Aug 25, 2013

Closing the Book

It has been an emotional roller coaster these past weeks as we ready Mom's home for sale. I have fought long and hard to hang onto it, but in the end I honored the wish of my brother to sell.

I won't lie and say it has not been a struggle. It's the only home my boys have ever known for their grandmother, and in many ways it felt like a family home although I never lived there. Our family was a bit nomadic, moving every six years or so. We all thought she was nuts to buy such a big place, but she fought for it and savored every moment.

Mom bought it in 1990 and lived there until her death in 2007. We kept the home as a rental, lovingly caring for it as if she were alive, with a touch of nostalgia I'm sure that maybe a little piece of her was still there. When she was very sick, she once suggested I move in there among all her furnishings so things would stay the same. She wanted a footprint so badly, and to her this house was it.

As I washed windows and put the finishing touches on the place last weekend, I realized she partly got her wish. I think of her often when I'm there, wondering how she would like the new carpet and roof and whether she thought I was as good a judge of tenants as she. In many ways this was the only real place she found happiness, in the community and in her church family that she gave herself as a treat.

My mother was the Elmer's glue of the family traditions I grew up with and those values were passed down. Loyalty above all. Family pride. Sibling devotion. All for One and One for All. She drew the family together with get-togethers to celebrate our uniqueness. That is what the house represents to me: the good bones of a durable, family unit.

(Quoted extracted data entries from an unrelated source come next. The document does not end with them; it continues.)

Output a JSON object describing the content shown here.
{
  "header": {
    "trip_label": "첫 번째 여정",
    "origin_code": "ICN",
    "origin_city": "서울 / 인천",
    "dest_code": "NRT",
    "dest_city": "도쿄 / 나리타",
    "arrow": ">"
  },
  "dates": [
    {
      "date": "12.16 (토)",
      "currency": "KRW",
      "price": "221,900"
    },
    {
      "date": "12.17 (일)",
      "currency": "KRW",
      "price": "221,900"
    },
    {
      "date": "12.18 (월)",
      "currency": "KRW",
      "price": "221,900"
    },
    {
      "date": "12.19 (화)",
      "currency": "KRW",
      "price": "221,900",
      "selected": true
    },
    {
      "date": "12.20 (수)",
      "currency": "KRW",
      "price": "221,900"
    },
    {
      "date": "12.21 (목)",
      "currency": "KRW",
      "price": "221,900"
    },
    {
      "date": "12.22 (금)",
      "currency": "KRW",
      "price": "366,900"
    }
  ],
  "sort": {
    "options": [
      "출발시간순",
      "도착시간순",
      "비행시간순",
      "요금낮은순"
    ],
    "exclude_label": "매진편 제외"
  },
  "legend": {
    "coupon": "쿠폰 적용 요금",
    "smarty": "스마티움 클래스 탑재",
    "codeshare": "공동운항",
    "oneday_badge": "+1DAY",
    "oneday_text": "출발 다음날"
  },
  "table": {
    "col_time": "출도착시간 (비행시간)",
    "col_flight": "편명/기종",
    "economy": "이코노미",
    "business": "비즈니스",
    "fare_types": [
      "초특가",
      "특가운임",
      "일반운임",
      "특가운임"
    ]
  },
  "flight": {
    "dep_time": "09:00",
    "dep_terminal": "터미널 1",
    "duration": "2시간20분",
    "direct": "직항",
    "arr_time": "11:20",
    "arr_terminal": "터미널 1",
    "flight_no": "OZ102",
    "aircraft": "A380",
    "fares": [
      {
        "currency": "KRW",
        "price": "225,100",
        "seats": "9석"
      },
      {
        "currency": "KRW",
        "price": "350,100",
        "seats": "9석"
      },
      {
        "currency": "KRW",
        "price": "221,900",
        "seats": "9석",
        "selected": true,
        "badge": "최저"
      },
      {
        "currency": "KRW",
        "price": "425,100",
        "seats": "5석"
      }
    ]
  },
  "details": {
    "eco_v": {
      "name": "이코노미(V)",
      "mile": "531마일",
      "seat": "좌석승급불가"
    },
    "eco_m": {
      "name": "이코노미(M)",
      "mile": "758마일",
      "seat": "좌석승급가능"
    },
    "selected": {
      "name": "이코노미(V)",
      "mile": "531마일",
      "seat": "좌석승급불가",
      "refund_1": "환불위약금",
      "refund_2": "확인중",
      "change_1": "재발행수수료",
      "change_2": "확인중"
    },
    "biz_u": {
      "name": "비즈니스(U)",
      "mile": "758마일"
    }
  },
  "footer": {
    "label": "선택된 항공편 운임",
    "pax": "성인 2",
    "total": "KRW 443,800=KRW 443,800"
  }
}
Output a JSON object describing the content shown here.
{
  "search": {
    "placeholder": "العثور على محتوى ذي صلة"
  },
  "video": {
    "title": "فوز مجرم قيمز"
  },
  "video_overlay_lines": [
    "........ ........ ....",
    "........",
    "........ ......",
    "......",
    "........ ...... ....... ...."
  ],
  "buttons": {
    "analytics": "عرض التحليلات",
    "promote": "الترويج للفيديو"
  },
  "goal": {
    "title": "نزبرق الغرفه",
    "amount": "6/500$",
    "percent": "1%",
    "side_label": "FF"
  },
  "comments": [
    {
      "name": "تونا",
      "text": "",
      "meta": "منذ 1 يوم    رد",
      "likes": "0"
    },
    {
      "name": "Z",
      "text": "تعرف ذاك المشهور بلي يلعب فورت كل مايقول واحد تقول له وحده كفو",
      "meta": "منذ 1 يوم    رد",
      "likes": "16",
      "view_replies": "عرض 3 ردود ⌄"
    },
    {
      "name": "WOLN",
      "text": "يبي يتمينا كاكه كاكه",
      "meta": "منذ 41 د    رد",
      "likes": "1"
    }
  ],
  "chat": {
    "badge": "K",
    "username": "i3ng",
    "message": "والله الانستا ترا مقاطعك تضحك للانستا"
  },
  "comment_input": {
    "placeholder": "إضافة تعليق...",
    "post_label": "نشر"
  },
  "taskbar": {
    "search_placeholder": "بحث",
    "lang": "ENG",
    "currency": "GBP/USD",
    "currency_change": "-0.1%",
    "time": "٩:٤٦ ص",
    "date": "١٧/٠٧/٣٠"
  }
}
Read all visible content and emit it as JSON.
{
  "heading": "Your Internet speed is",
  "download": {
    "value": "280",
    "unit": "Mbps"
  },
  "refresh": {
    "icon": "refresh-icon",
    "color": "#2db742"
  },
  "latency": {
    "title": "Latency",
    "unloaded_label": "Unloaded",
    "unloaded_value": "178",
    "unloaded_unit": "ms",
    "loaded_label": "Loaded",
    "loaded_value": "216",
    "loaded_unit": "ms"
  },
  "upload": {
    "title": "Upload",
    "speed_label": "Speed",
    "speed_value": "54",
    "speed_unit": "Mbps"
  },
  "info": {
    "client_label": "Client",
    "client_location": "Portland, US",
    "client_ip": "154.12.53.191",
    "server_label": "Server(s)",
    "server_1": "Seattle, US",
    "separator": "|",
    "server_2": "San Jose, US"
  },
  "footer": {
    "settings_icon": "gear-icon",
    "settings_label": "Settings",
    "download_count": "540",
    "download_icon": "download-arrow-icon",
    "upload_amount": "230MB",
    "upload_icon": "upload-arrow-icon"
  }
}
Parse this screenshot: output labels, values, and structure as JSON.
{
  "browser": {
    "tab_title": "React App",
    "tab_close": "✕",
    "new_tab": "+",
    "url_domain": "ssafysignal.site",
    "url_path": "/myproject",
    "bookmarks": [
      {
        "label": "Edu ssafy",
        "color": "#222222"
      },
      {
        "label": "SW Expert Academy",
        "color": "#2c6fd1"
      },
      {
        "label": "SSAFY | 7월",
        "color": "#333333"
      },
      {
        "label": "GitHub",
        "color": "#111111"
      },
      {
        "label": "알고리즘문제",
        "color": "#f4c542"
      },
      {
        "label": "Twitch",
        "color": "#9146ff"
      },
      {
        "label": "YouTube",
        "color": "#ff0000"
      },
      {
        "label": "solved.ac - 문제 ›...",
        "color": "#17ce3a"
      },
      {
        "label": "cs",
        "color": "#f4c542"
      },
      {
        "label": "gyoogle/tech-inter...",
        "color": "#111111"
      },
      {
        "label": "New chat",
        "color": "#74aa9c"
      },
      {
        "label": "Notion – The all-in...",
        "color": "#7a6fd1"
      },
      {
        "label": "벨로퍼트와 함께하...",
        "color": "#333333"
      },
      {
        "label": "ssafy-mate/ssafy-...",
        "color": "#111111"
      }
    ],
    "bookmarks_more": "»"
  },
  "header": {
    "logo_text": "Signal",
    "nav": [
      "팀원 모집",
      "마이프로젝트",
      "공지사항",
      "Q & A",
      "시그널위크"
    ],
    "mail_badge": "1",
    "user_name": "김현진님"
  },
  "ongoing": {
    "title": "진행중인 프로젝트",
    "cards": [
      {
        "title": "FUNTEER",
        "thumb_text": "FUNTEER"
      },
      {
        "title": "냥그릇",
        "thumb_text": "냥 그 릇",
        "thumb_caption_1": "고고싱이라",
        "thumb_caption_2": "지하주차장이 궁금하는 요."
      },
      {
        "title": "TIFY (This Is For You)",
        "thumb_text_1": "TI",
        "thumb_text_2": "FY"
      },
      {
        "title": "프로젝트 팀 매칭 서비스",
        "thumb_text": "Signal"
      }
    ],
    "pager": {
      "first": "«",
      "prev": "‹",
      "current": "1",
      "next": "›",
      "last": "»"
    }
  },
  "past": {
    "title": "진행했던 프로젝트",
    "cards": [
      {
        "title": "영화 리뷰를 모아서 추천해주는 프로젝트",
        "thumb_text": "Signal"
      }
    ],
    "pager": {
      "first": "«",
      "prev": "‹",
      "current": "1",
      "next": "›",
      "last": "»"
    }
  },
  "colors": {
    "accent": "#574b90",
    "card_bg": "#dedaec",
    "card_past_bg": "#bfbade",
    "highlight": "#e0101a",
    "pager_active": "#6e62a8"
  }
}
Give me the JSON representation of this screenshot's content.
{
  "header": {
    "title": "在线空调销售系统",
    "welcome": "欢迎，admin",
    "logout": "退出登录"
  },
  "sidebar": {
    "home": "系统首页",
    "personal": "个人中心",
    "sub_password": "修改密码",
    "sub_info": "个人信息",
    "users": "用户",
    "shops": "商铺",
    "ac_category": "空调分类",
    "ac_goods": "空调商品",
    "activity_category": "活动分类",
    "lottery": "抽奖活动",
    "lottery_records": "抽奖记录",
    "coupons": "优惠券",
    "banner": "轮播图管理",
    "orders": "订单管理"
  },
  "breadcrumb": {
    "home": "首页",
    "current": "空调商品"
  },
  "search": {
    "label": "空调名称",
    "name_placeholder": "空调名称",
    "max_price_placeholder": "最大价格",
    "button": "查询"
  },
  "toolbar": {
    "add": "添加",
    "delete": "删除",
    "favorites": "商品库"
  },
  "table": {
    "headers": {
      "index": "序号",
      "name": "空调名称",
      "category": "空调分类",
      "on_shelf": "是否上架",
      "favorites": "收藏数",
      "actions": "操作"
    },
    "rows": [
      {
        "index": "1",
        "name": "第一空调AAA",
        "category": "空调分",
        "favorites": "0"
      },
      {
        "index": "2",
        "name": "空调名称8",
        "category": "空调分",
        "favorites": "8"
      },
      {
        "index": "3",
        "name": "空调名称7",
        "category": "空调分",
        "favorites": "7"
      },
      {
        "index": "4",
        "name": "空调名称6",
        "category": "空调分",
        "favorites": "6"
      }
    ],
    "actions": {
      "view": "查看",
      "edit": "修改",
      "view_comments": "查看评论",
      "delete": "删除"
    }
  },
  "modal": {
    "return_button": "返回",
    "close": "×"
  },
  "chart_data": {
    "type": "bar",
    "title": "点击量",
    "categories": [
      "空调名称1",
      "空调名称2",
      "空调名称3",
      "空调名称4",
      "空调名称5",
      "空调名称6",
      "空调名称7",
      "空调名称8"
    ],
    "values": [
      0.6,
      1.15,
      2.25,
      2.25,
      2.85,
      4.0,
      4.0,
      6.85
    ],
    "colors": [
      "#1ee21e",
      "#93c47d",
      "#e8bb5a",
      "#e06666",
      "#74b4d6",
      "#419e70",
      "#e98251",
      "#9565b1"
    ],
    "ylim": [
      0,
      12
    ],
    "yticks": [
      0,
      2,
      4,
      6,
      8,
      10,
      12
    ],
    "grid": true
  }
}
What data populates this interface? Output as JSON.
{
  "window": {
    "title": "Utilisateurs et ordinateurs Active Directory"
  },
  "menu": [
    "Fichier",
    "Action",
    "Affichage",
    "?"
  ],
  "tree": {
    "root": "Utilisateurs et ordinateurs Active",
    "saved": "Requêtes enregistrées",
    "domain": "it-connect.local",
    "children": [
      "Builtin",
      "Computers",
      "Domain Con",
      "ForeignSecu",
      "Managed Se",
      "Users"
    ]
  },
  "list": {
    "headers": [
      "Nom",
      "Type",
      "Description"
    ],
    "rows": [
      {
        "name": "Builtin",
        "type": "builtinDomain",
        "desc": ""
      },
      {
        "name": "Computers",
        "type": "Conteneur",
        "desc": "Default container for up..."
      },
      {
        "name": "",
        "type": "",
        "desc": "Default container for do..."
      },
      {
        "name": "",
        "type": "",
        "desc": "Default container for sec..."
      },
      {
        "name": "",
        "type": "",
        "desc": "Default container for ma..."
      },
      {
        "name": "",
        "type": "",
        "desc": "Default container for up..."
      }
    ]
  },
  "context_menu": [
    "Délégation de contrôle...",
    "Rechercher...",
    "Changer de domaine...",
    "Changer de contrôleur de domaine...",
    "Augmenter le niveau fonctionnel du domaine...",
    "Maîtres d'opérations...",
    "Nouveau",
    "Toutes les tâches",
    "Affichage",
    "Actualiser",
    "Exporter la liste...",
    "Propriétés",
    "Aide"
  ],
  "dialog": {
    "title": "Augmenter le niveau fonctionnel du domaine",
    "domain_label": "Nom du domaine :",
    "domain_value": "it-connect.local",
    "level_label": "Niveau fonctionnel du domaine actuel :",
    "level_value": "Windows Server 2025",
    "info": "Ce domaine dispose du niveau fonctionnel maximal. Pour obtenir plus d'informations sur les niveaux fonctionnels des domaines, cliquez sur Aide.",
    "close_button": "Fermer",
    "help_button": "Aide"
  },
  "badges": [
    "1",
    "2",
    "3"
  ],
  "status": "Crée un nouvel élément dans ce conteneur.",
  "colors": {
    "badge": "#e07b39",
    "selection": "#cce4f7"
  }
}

I feel her absence more acutely now, and hope not disappointment for not being able to rule the family as passionately as she did. The kids are grown and into their own lives, and I've never been of the ilk to live in their pockets. The downside of a democratic family structure is having to trust that they will circle back and choose to be a part the family unit.

My brother has married and gone his own way. There are fewer and fewer family gatherings where we share the joy of being together and laughing over stories that only my brother can tell, in that wonderful, joyful, ridiculous way a family folklore is told.  I am losing faith that we will have memory-making times ahead, not because a quarrel or family squabble has put us on opposite sides of the fence, but because of choice. He just wandered into another family and settled down.

As I sat on the eve of listing the house and thinking this over, I felt resentful that someone else was dictating the outcome of an investment that was such an important financial piece to my retirement. I felt trapped by doing the right thing for the sake of the relationship. And all of a sudden, what hit me was my biggest fear of what would happen after selling off the last tangible connection to my brother.

I am sincerely happy for his happiness. All I ever hoped for him was to find his life and live it. And yet, and yet, I am sad for the kids and me.